Werlich: Das kann man so sagen. Die große Zeit der Japankunde kommt erst nach Siebold, als sich das Land in der zweiten Hälfte des 19. Jahrhunderts mehr und mehr öffnete und die westlichen Einflüsse langsam zu greifen begannen. Siebold blieb bis zu seinem Tod im Jahr 1866 ein Kenner des alten Japans.
Richtsfeld: Am Ende seines Lebens wurde er ein bisschen schwierig. Er hat diesen Alleinvertretungsanspruch erhoben, nur er kenne Japan wirklich. Inzwischen kamen aber viele Europäer in das Land, und er hat sich mit einem Teil der zurückgekehrten Japanbesucher regelrecht zerstritten.

Die Sammelobjekte, die Sie nun in der Ausstellung präsentieren, gehören seit 1874 Ihrem Museum. Warum zeigen Sie diese nicht in einer Dauerausstellung?
Richtsfeld: Sie können die Lack­arbeiten und Textilien nicht zu lange öffentlich stehen lassen. Sie verblassen sonst mit der Zeit.
Werlich: In Zukunft wollen wir Ostasien wieder in größerer Breite in einer Dauerausstellung präsentieren. Wir stehen ja in einer langen Tradition der Siebold-Ausstellungen – die erste präsentierte er selbst 1866 hier in München.
Für uns war diesmal das Besondere, dass es sich um ein Kooperationsprojekt mit dem National Museum of Japanese History in Sakura handelt. Die japanischen Kolleginnen und Kollegen haben für ihre jüngste Siebold-Ausstellung die Objekte aus unserer Sammlung ausgewählt.

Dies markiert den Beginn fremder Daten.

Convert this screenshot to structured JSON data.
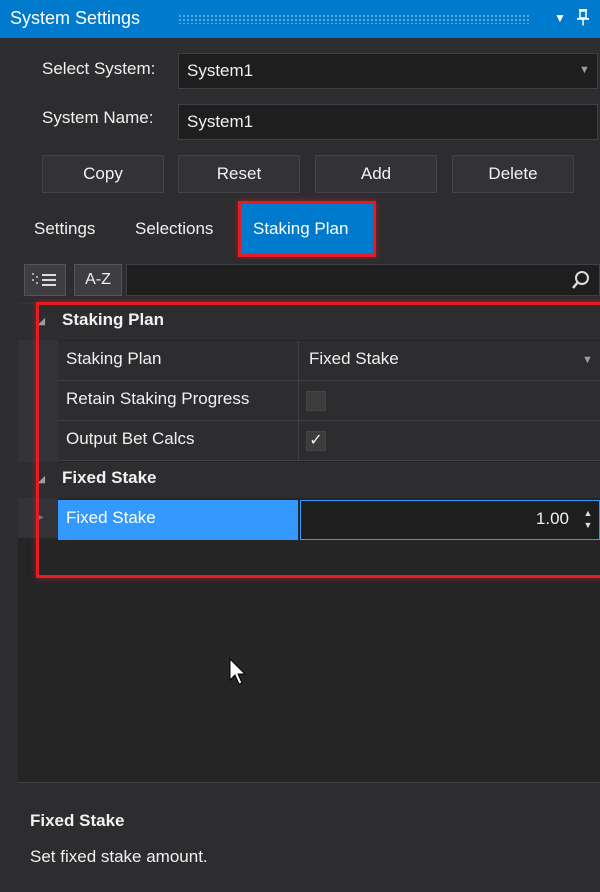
{
  "panel": {
    "title": "System Settings"
  },
  "form": {
    "select_system_label": "Select System:",
    "select_system_value": "System1",
    "system_name_label": "System Name:",
    "system_name_value": "System1"
  },
  "buttons": {
    "copy": "Copy",
    "reset": "Reset",
    "add": "Add",
    "delete": "Delete"
  },
  "tabs": {
    "settings": "Settings",
    "selections": "Selections",
    "staking_plan": "Staking Plan",
    "active": "Staking Plan"
  },
  "toolbar": {
    "sort_alpha": "A-Z",
    "search_placeholder": ""
  },
  "grid": {
    "categories": [
      {
        "name": "Staking Plan",
        "properties": [
          {
            "name": "Staking Plan",
            "value": "Fixed Stake",
            "type": "dropdown"
          },
          {
            "name": "Retain Staking Progress",
            "checked": false,
            "type": "checkbox"
          },
          {
            "name": "Output Bet Calcs",
            "checked": true,
            "type": "checkbox"
          }
        ]
      },
      {
        "name": "Fixed Stake",
        "properties": [
          {
            "name": "Fixed Stake",
            "value": "1.00",
            "type": "numeric",
            "selected": true
          }
        ]
      }
    ]
  },
  "description": {
    "title": "Fixed Stake",
    "text": "Set fixed stake amount."
  },
  "colors": {
    "accent": "#007acc",
    "background": "#2d2d30",
    "highlight": "#e51c23",
    "field_bg": "#1e1e1e"
  },
  "icons": {
    "dropdown": "chevron-down-icon",
    "pin": "pin-icon",
    "search": "search-icon",
    "categorized": "categorized-view-icon",
    "spinner": "spinner-arrows-icon"
  }
}
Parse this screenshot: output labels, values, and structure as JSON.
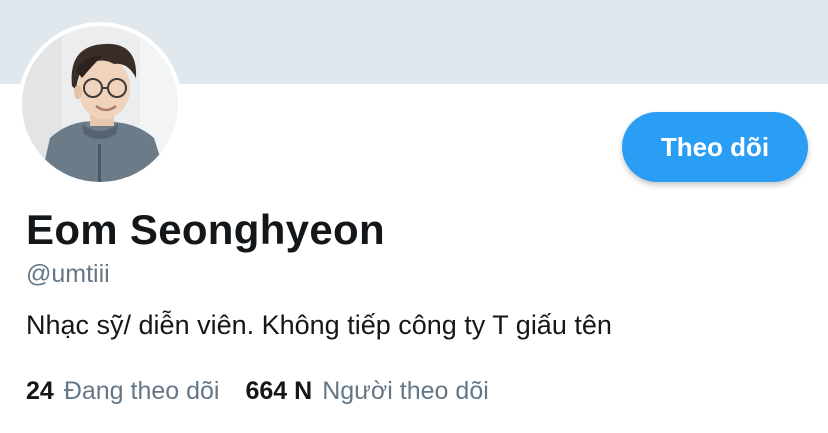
{
  "profile": {
    "name": "Eom Seonghyeon",
    "handle": "@umtiii",
    "bio": "Nhạc sỹ/ diễn viên. Không tiếp công ty T giấu tên",
    "follow_label": "Theo dõi"
  },
  "stats": {
    "following_count": "24",
    "following_label": "Đang theo dõi",
    "followers_count": "664 N",
    "followers_label": "Người theo dõi"
  },
  "colors": {
    "banner": "#e1e8ed",
    "accent": "#2a9df4",
    "text_primary": "#14171a",
    "text_secondary": "#657786"
  },
  "icons": {
    "avatar": "profile-photo"
  }
}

Es war also ein Pingpongspiel: Die Sieboldschen Sammelstücke Ihres Hauses gingen erst nach Japan und kamen dann wieder zurück.
Richtsfeld: Genau. Es war ein fünfjähriges Joint Venture mit den japanischen Kollegen und Kolleginnen mit dem Ziel, unsere Münchner Siebold-Sammlung im Detail zu erforschen und als Datenbank zu erfassen.
Werlich: Der Gedanke der Kooperation ist uns sehr wichtig. Es gehört zur DNA des Hauses, dass wir mit den Herkunftsländern unserer Objekte kooperieren und im Austausch stehen.

Interview: Klaus Hillingmeier und Christian Pantle
Hinweis: G/GESCHICHTE ist Medienpartner der Ausstellung.

 

 

Ausstellung: Zeitkapsel des alten Japans

Vom 11. Oktober 2019 bis 26. April 2020 zeigt das Museum Fünf Kontinente in München die Schau „Collecting Japan. Philipp Franz von Siebolds Vision vom Fernen Osten“.
Mehr als 300 Exponate bieten einen imposanten Einblick in das weltliche wie religiöse Kunsthandwerk Japans. Alle Stücke stammen aus der Sammlung, die Siebold bei seinem zweiten Aufenthalt in Japan von 1859 bis 1862 anlegte. Der bayerische Staat kaufte 1874 diese Sammlung und verwahrt sie seither. Auch in Japan wird sie sehr geschätzt: 2017 etwa besuchte das japanische Kaiserpaar eine Ausstellung mit den Münchner Exponaten.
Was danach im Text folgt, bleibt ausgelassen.